Five-spice powder packs some serious aromatic punch; it’s all you need to season the chicken breasts here. You can sub broccoli florets or chopped kale for the green beans.
2 tablespoons canola oil, divided 4 (6-oz.) skinless, boneless chicken breasts 2 teaspoons five-spice powder 1/2 teaspoon kosher salt 3/4 cup thinly sliced red onion 1 1/2 teaspoons grated orange rind 2 garlic cloves, thinly sliced 1 (12-oz.) pkg. haricots verts (French green beans) 1 1/2 tablespoons reduced-sodium soy sauce 1/2 cup orange sections 4 teaspoons toasted sesame oil
How to Make It
Heat 1 tablespoon canola oil in an oven-safe skillet over medium-high. Sprinkle chicken with five-spice powder and salt. Add chicken to pan; cook 5 minutes on each side or until done. Remove from pan. Let stand 5 minutes. Cut across the grain into slices.
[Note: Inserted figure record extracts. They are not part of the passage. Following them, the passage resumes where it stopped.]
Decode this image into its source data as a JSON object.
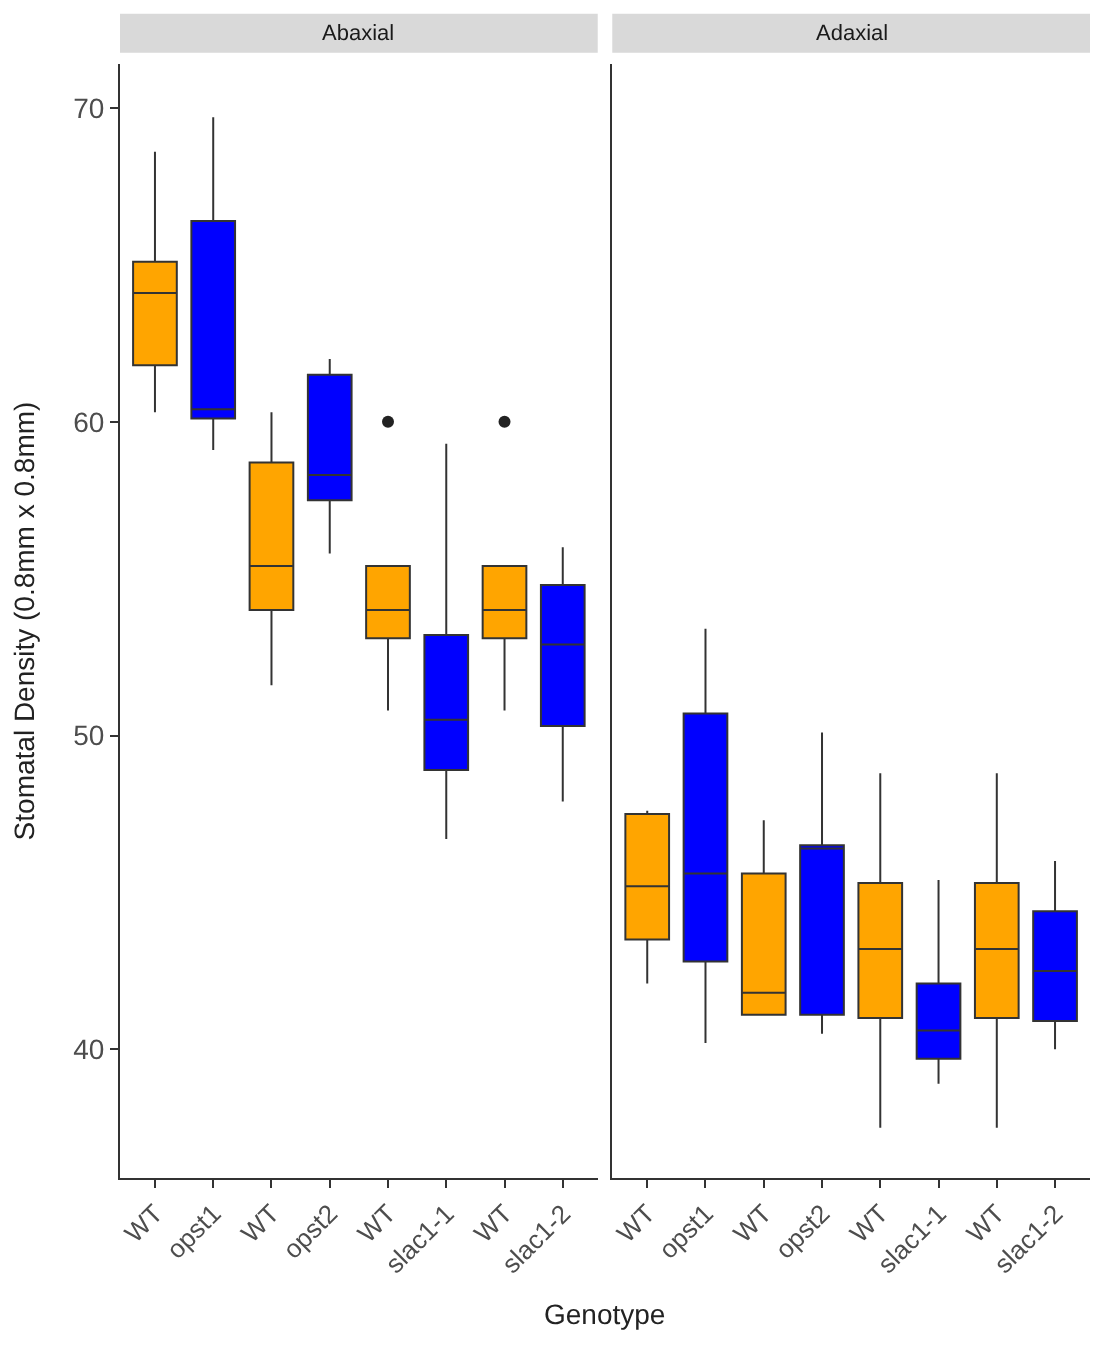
{
  "chart_data": [
    {
      "type": "box",
      "title": "Abaxial",
      "ylabel": "Stomatal Density (0.8mm x 0.8mm)",
      "xlabel": "Genotype",
      "categories": [
        "WT",
        "opst1",
        "WT",
        "opst2",
        "WT",
        "slac1-1",
        "WT",
        "slac1-2"
      ],
      "colors": [
        "#ffa500",
        "#0000ff",
        "#ffa500",
        "#0000ff",
        "#ffa500",
        "#0000ff",
        "#ffa500",
        "#0000ff"
      ],
      "boxes": [
        {
          "low": 60.3,
          "q1": 61.8,
          "median": 64.1,
          "q3": 65.1,
          "high": 68.6
        },
        {
          "low": 59.1,
          "q1": 60.1,
          "median": 60.4,
          "q3": 66.4,
          "high": 69.7
        },
        {
          "low": 51.6,
          "q1": 54.0,
          "median": 55.4,
          "q3": 58.7,
          "high": 60.3
        },
        {
          "low": 55.8,
          "q1": 57.5,
          "median": 58.3,
          "q3": 61.5,
          "high": 62.0
        },
        {
          "low": 50.8,
          "q1": 53.1,
          "median": 54.0,
          "q3": 55.4,
          "high": 55.4,
          "outliers": [
            60.0
          ]
        },
        {
          "low": 46.7,
          "q1": 48.9,
          "median": 50.5,
          "q3": 53.2,
          "high": 59.3
        },
        {
          "low": 50.8,
          "q1": 53.1,
          "median": 54.0,
          "q3": 55.4,
          "high": 55.4,
          "outliers": [
            60.0
          ]
        },
        {
          "low": 47.9,
          "q1": 50.3,
          "median": 52.9,
          "q3": 54.8,
          "high": 56.0
        }
      ],
      "ylim": [
        35.9,
        71.4
      ],
      "yticks": [
        40,
        50,
        60,
        70
      ]
    },
    {
      "type": "box",
      "title": "Adaxial",
      "categories": [
        "WT",
        "opst1",
        "WT",
        "opst2",
        "WT",
        "slac1-1",
        "WT",
        "slac1-2"
      ],
      "colors": [
        "#ffa500",
        "#0000ff",
        "#ffa500",
        "#0000ff",
        "#ffa500",
        "#0000ff",
        "#ffa500",
        "#0000ff"
      ],
      "boxes": [
        {
          "low": 42.1,
          "q1": 43.5,
          "median": 45.2,
          "q3": 47.5,
          "high": 47.6
        },
        {
          "low": 40.2,
          "q1": 42.8,
          "median": 45.6,
          "q3": 50.7,
          "high": 53.4
        },
        {
          "low": 41.1,
          "q1": 41.1,
          "median": 41.8,
          "q3": 45.6,
          "high": 47.3
        },
        {
          "low": 40.5,
          "q1": 41.1,
          "median": 46.4,
          "q3": 46.5,
          "high": 50.1
        },
        {
          "low": 37.5,
          "q1": 41.0,
          "median": 43.2,
          "q3": 45.3,
          "high": 48.8
        },
        {
          "low": 38.9,
          "q1": 39.7,
          "median": 40.6,
          "q3": 42.1,
          "high": 45.4
        },
        {
          "low": 37.5,
          "q1": 41.0,
          "median": 43.2,
          "q3": 45.3,
          "high": 48.8
        },
        {
          "low": 40.0,
          "q1": 40.9,
          "median": 42.5,
          "q3": 44.4,
          "high": 46.0
        }
      ],
      "ylim": [
        35.9,
        71.4
      ],
      "yticks": [
        40,
        50,
        60,
        70
      ],
      "tick_labels": "x"
    }
  ]
}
Add remaining 1 tablespoon canola oil to pan. Add onion; sauté 4 to 5 minutes or until browned. Add orange rind and garlic; cook 30 seconds, stirring constantly. Add haricots verts; cook 4 minutes or until lightly browned and crisp-tender. Stir in soy sauce. Top with orange sections, and drizzle with sesame oil. Serve with chicken.